Bandung, ANTARA JATENG - Direktur produksi PT Dirgantara Indonesia,
Arie Wibowo mengatakan N219 memiliki beberapa keunggulan dibanding
pesawat sejenisnya seperti DHC-6 Twin Otter yang berasal dari Kanada.
"Kelebihan
dengan Twin Otter, desain lebih baru, Twin Otter desain tahun 70-80an.
Yang paling penting pesawat ini punya kemampuan low speed manuver
ability. Dengan kecepatan yang rendah dia masih mampu memanuver
pesawatnya," kata Budi di Bandara Husein Sastranegara, Kota Bandung,
Rabu.
Selain itu kata Arie, N219 ini tidak terlalu membutuhkan landasan pacu yang panjang.
Untuk
memulai terbang (take off) dan mendarat (landing), pesawat dengan
kapastitas 19 penumpang ini hanya membutuhkan jarak lintasan 300 meter.
Berbeda dengan Twin Otter yang membutuhkan jarak pacu hingga 600 meter.
Pesawat
N219 ini sangat cocok untuk digunakan di wilayah perintis atau wilayah
terpencil yang memiliki jarak landasan pacu yang terbatas.
"Itu
sangat karakteristik di daerah timur Indonesia. Yang mampu (take off)
Twin Otter, tapi kita bikin yang lebih mampu lagi," kata dia.
Dalam
segi mesin, meski hampir serupa namun teknologi avionik yang
dikembangkan PT DI lebih modern.
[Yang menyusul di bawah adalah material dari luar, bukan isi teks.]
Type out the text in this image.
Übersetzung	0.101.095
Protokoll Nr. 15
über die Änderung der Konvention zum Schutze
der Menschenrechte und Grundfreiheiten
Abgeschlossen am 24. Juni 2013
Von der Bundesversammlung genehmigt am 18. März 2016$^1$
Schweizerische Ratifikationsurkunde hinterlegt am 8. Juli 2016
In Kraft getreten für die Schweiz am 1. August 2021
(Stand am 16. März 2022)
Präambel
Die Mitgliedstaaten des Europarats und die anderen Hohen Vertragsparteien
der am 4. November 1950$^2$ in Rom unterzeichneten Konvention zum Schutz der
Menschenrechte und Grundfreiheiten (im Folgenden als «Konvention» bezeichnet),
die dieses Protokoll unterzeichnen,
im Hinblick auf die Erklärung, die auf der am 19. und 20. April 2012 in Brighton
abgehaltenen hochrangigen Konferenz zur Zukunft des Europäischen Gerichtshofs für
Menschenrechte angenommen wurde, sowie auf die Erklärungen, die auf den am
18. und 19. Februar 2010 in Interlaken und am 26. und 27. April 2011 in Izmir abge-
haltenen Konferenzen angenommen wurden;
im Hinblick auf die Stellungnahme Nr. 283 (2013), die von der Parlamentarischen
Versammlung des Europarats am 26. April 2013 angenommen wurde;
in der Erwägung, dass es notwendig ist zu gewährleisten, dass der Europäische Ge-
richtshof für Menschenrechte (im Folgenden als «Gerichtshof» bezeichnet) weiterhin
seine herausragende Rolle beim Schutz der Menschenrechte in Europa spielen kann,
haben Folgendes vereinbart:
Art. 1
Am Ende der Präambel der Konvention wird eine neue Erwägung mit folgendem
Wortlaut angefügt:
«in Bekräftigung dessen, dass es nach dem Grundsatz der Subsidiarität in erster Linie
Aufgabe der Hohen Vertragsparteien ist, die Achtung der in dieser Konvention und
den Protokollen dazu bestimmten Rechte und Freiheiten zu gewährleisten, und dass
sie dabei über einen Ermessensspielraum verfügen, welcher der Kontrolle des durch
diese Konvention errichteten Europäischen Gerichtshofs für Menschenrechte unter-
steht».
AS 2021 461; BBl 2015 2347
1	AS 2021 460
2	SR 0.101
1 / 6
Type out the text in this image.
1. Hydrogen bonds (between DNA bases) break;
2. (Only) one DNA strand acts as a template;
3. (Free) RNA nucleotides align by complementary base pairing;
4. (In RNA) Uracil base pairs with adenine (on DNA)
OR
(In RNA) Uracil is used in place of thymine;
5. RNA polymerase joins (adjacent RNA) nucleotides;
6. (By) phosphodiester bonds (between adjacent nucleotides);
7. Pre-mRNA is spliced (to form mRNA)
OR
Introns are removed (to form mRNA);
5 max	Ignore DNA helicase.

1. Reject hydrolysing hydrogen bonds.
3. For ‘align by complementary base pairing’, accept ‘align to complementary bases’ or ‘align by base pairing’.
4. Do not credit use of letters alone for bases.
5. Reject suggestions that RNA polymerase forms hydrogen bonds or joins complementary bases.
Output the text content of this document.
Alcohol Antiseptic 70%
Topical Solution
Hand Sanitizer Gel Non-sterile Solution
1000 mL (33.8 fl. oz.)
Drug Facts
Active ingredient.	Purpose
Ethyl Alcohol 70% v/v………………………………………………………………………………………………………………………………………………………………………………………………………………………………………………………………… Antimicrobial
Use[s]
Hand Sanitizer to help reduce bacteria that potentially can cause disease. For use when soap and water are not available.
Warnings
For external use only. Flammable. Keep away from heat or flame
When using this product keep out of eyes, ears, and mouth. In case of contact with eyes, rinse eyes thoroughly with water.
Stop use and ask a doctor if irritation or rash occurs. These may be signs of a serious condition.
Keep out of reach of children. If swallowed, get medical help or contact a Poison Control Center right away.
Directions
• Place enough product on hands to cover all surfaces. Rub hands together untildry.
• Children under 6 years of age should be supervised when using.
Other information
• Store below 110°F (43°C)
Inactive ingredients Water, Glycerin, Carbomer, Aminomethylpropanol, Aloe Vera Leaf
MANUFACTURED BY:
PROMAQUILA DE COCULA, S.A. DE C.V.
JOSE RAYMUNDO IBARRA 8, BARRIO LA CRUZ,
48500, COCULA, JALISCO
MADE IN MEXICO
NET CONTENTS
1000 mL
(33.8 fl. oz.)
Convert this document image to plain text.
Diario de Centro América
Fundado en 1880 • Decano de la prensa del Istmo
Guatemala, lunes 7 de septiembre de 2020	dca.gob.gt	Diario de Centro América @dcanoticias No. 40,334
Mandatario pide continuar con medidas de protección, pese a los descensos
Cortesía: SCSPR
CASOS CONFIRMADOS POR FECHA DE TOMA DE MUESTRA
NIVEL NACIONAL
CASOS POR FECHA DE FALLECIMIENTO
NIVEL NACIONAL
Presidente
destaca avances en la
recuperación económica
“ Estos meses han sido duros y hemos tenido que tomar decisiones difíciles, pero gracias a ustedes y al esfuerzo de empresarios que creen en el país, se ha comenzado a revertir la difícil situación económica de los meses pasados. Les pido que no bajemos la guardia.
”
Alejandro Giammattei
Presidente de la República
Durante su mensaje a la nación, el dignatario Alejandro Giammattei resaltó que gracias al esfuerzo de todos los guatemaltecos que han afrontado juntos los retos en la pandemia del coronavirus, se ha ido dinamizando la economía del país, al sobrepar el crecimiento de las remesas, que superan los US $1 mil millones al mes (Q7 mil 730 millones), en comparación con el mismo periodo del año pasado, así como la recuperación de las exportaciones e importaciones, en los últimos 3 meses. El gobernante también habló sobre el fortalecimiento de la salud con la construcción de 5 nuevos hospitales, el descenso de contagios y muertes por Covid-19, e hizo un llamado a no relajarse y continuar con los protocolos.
Garmin G-1000 dengan Flight Management
System yang ada di dalamnya sudah terdapat Global Positioning System
(GPS), sistem autopilot, dan sistem tanda bahaya.
Sebelum
dipasarkan, N219 harus melalui serangkaian uji coba seperti uji
kelelahan atau Fatigue Test, pengembangan uji terbang, dan tes untuk
mendapatkan sertifikasi dari desain manufaktur pesawat.
Sertifikat
ini dikeluarkan oleh Direktorat Kelaikan Udara dan Pengoperasian,
Kementerian Perhubungan. Usai mendapatkan sertifikat maka pesawat sudah
siap untuk dipasarkan.
"Saat terbang semua
di tes, mau dari kemampuan gimana dia belok, landing, take off, maksimum
engine power, minimum power, kondisi malam, siang, hujan, kita coba.
Ada angka-angka yang harus kita penuhi, untuk memenuhi persyaratan,"
kata dia.
Untuk sisi harga, N219 rencananya
akan dibanderol sebesar enam juta dollar Amerika, sementara Twin Otter
berkisar antara tujuh sampai delapan juta dollar Amerika.
Ia berharap proses uji kelaikan ini selesai tahun 2018 sehingga pada tahun 2019, pesawat sudah bisa dipasarkan.
Sementara
itu, Direktur Utama PT DI Budi Santoso mengatakan pesawat ini sudah
banyak diminati oleh sejumlah perusahaan. Bahkan sudah ada yang berniat
memesan 50 unit pesawat N219.
Namun, ia
belum berani melakukan kontrak atau penjualan, hingga pesawat tersebut
sudah lolos uji serta mendapat sertifikan laik terbang dari Kemenhub
selaku pemegang kewenangan.
"Jadi 50
pesawat cukup panjang (produksinya). Kita juga tanya-tanya ini (ke
peminat), mau nunggu gak? Tapi ini target kami untuk membuat 24 pesawat
pertahunnya. Kami juga sedang melakukan negosiasi harga," kata dia.